Height led the National Council of Negro Women from 1957 to 1997, fighting for women’s rights and equality in education and pay. Involved in every major civil rights milestone, from the 1963 March on Washington to the 2008 election of President Barack Obama, Height has been an informal advisor to presidents since Franklin Delano Roosevelt. 

“And even in the final weeks of her life – a time when anyone else would have enjoyed their well-earned rest – Dr. Height continued her fight to make our nation a more open and inclusive place for people of every race, gender, background and faith,” Obama said in a statement.

Height’s activism began in her teenage years, when she protested lynching and the segregation in the armed forces.  Often, as the only woman at the table with the Rev.
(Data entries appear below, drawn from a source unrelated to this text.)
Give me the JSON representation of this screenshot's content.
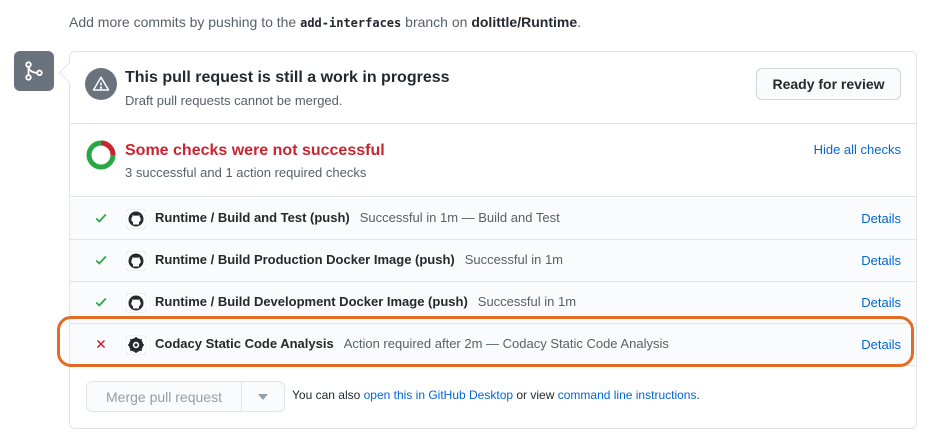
{
  "push_note": {
    "prefix": "Add more commits by pushing to the ",
    "branch": "add-interfaces",
    "middle": " branch on ",
    "repo": "dolittle/Runtime",
    "suffix": "."
  },
  "icons": {
    "merge": "git-merge-icon",
    "alert": "alert-icon",
    "github": "github-mark-icon",
    "codacy": "codacy-logo-icon",
    "check": "check-icon",
    "x": "x-icon",
    "caret": "caret-down-icon"
  },
  "wip": {
    "title": "This pull request is still a work in progress",
    "subtitle": "Draft pull requests cannot be merged.",
    "ready_button": "Ready for review"
  },
  "checks": {
    "title": "Some checks were not successful",
    "subtitle": "3 successful and 1 action required checks",
    "hide_link": "Hide all checks",
    "success_count": 3,
    "action_required_count": 1,
    "items": [
      {
        "name": "Runtime / Build and Test (push)",
        "desc": "Successful in 1m — Build and Test",
        "details": "Details",
        "status": "success"
      },
      {
        "name": "Runtime / Build Production Docker Image (push)",
        "desc": "Successful in 1m",
        "details": "Details",
        "status": "success"
      },
      {
        "name": "Runtime / Build Development Docker Image (push)",
        "desc": "Successful in 1m",
        "details": "Details",
        "status": "success"
      },
      {
        "name": "Codacy Static Code Analysis",
        "desc": "Action required after 2m — Codacy Static Code Analysis",
        "details": "Details",
        "status": "failure"
      }
    ]
  },
  "merge": {
    "button": "Merge pull request",
    "text_prefix": "You can also ",
    "desktop_link": "open this in GitHub Desktop",
    "text_middle": " or view ",
    "cli_link": "command line instructions",
    "text_suffix": "."
  },
  "colors": {
    "success": "#28a745",
    "failure": "#cb2431",
    "link": "#0366d6",
    "highlight": "#e36c25"
  }
}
Dr. Martin Luther King Jr., and other civil rights and national political figures, she reminded men not to underestimate the abilities of women to contribute to reform.  

“Dorothy Height deserves credit for helping black women understand that you had to be feminist at the same time you were African-American . . . that you had to play more than one role in the empowerment of black people,” Del. Eleanor Holmes Norton (Del. D.C.), once said about Height. 

While not as universally recognized as King or Thurgood Marshall, the first African-American appointed to the U.S. Supreme Court, Height is one of the few Americans who have been awarded both the Presidential Medal of Freedom and the Congressional Gold Medal.